David Wright may have been the Mets MVP in Thursday’s win, but the unsung hero was shortstop Ruben Tejada.
Tejada has had a nice offensive run since his return from injury, though Thursday it was a walk and not a hit that kept the two-out ninth-inning rally going.
Tejada has 11 walks in 169 plate appearances this season, but he knows how to battle in an at-bat. His walk on a borderline 3-2 pitch from Jonathan Papelbon wasn’t the first time he came through in such a tough spot.
From the department of having fun with small sample sizes, we can create a stat that shows just how good Tejada is in these types of moments. First, let’s narrow the criteria down to the following:
- Mets tied, trailing by a run, or trailing by two runs
- Eighth inning or later
- Tejada at the plate, facing a count of 3-2
When we do that, Tejada’s performance is pretty amazing, albeit perhaps a bit fluky. He’s faced that scenario 13 times in his career and reached base in 11 of them -- eight times on walks.
The average major leaguer gets on base a little less than half the time in such situations, meaning he’d probably reach six of 13 times, instead of Tejada’s 11. Such success may not be sustainable, but it is impressive nonetheless.
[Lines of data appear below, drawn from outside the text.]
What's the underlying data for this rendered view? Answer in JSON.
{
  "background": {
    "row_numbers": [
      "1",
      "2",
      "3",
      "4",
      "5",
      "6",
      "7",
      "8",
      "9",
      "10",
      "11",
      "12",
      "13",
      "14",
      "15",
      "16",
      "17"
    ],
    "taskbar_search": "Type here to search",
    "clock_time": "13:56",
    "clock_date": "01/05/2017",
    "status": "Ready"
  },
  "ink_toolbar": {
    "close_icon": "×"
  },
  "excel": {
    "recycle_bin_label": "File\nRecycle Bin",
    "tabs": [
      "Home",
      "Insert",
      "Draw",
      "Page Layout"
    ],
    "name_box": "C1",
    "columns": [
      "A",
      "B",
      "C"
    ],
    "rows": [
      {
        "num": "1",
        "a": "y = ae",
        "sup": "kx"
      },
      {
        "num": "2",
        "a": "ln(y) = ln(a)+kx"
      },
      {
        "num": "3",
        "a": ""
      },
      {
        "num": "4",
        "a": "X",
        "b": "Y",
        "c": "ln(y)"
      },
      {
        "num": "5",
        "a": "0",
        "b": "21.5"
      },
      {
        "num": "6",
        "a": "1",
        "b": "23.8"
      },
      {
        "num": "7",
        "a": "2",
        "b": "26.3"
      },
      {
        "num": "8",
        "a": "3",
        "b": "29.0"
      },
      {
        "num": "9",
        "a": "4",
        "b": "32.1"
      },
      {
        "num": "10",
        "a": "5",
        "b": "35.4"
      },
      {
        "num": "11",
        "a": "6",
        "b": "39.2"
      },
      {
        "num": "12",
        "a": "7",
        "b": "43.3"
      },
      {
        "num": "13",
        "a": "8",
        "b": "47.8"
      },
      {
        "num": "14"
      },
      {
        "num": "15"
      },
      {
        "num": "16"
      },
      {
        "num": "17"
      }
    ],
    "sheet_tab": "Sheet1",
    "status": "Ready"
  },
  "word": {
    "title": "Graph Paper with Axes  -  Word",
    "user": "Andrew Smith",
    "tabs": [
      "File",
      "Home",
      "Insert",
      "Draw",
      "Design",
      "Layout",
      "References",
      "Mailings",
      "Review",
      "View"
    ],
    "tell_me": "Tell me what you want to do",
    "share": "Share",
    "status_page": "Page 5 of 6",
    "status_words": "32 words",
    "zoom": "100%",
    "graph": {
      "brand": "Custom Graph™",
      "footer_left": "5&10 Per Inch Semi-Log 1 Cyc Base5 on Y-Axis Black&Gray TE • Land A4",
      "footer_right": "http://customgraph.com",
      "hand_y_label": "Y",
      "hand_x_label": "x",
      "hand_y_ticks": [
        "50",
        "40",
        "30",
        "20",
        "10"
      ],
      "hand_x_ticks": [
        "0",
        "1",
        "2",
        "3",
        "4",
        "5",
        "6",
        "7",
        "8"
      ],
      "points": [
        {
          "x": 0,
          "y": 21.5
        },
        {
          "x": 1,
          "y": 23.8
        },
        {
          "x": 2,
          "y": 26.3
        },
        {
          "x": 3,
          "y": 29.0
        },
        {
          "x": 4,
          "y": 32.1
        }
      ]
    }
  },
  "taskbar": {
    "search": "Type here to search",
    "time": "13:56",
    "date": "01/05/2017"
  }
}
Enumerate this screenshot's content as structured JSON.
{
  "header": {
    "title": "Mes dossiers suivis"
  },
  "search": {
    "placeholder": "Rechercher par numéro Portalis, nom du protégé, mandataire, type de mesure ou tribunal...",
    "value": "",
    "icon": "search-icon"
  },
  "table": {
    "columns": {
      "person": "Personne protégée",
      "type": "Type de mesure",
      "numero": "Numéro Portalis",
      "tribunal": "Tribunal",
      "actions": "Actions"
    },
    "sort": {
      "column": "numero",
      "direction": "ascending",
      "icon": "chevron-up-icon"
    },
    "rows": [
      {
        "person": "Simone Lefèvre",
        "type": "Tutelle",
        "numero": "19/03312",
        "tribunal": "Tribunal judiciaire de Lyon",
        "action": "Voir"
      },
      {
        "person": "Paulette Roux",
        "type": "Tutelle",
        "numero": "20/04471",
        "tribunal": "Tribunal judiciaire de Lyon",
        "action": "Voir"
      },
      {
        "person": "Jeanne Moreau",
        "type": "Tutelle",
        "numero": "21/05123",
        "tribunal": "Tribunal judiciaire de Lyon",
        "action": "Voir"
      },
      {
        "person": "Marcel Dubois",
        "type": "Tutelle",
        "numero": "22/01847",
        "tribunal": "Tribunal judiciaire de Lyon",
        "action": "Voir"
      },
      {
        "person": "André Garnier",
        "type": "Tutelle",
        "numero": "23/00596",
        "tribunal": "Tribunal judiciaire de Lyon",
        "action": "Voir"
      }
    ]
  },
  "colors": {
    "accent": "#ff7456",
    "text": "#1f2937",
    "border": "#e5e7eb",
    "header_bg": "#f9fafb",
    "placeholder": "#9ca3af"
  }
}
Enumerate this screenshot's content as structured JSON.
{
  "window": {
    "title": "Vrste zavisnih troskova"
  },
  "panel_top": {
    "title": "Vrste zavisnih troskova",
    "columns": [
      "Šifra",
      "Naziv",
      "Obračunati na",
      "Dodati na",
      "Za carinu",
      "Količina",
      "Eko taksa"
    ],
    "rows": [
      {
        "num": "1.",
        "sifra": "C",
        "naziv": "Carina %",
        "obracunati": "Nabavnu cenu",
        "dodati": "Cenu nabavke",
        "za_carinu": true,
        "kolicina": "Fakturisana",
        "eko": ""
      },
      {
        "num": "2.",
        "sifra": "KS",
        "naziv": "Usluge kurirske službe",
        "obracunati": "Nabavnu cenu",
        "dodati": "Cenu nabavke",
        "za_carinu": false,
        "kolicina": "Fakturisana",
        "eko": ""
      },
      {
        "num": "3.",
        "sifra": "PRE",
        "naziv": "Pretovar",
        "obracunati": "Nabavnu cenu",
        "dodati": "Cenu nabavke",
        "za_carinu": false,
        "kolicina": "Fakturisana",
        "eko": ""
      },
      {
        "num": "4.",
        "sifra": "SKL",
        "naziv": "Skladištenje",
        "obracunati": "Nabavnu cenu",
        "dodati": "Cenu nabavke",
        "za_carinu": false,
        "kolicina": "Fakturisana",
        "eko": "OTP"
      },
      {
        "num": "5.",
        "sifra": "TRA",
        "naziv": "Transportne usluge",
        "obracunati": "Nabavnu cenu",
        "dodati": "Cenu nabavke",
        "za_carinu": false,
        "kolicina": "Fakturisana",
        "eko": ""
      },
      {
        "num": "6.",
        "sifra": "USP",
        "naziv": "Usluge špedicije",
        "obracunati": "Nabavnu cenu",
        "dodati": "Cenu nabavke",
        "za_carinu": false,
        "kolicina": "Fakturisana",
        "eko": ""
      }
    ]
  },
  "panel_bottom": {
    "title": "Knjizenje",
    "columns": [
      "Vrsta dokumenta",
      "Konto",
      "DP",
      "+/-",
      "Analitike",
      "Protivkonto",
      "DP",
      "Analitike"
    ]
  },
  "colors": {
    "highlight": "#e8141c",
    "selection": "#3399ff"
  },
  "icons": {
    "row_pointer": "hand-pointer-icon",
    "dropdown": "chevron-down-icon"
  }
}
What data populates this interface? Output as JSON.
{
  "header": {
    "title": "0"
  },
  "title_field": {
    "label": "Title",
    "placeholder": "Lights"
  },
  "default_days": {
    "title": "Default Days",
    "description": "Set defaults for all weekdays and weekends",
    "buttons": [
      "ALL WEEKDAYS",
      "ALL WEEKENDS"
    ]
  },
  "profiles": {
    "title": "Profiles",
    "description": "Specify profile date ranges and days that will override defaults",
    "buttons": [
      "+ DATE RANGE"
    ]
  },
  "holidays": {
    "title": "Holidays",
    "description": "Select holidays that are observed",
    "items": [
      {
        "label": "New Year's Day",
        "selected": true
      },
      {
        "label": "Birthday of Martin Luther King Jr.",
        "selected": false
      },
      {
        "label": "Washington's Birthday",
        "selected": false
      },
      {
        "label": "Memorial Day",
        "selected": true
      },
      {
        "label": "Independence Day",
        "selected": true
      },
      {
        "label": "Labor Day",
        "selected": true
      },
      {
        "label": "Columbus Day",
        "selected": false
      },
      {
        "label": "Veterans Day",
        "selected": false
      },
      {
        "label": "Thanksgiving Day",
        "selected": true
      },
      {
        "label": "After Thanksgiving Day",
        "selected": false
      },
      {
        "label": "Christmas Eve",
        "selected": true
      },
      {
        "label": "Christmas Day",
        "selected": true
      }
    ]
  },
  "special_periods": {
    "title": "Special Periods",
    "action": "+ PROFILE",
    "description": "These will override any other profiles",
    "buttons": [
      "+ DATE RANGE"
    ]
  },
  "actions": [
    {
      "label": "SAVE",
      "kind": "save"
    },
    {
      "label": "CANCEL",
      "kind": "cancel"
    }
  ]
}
Tejada has taken 18 swings in those situations and fouled the ball off 13 times, gotten hits on three others, grounded out once, and missed once (for a strikeout).
The most notable of those moments, prior to last night, was a two-run double for the game-tying hit in a rally from four runs down in the ninth inning against the Cardinals last September.
Since then he’s had six turns in such situations with five successes, those coming against the likes of Brad Lidge, Aroldis Chapman, and now Papelbon.
Mets OBP with 2 Strikes
Notables Since Start of 2011
Within a larger scope, Tejada has made significant improvements to his plate approach over the last two seasons. After his recall in 2010, Tejada was a free-swinger with two strikes, particularly late in games. But he’s since succeeded.
Tejada’s on-base percentage in any two-strike situation in the last two seasons is .337. The only player in baseball higher is Blue Jays slugger Jose Bautista, at .340.
Some of that may be a product of the pitcher hitting directly behind Tejada, but if we isolate only plate appearances from the first seven spots in the lineup, his .323 two-strike on-base percentage since 2011 ranks 14th-best out of nearly 350 players with at least 100 two-strike plate appearances.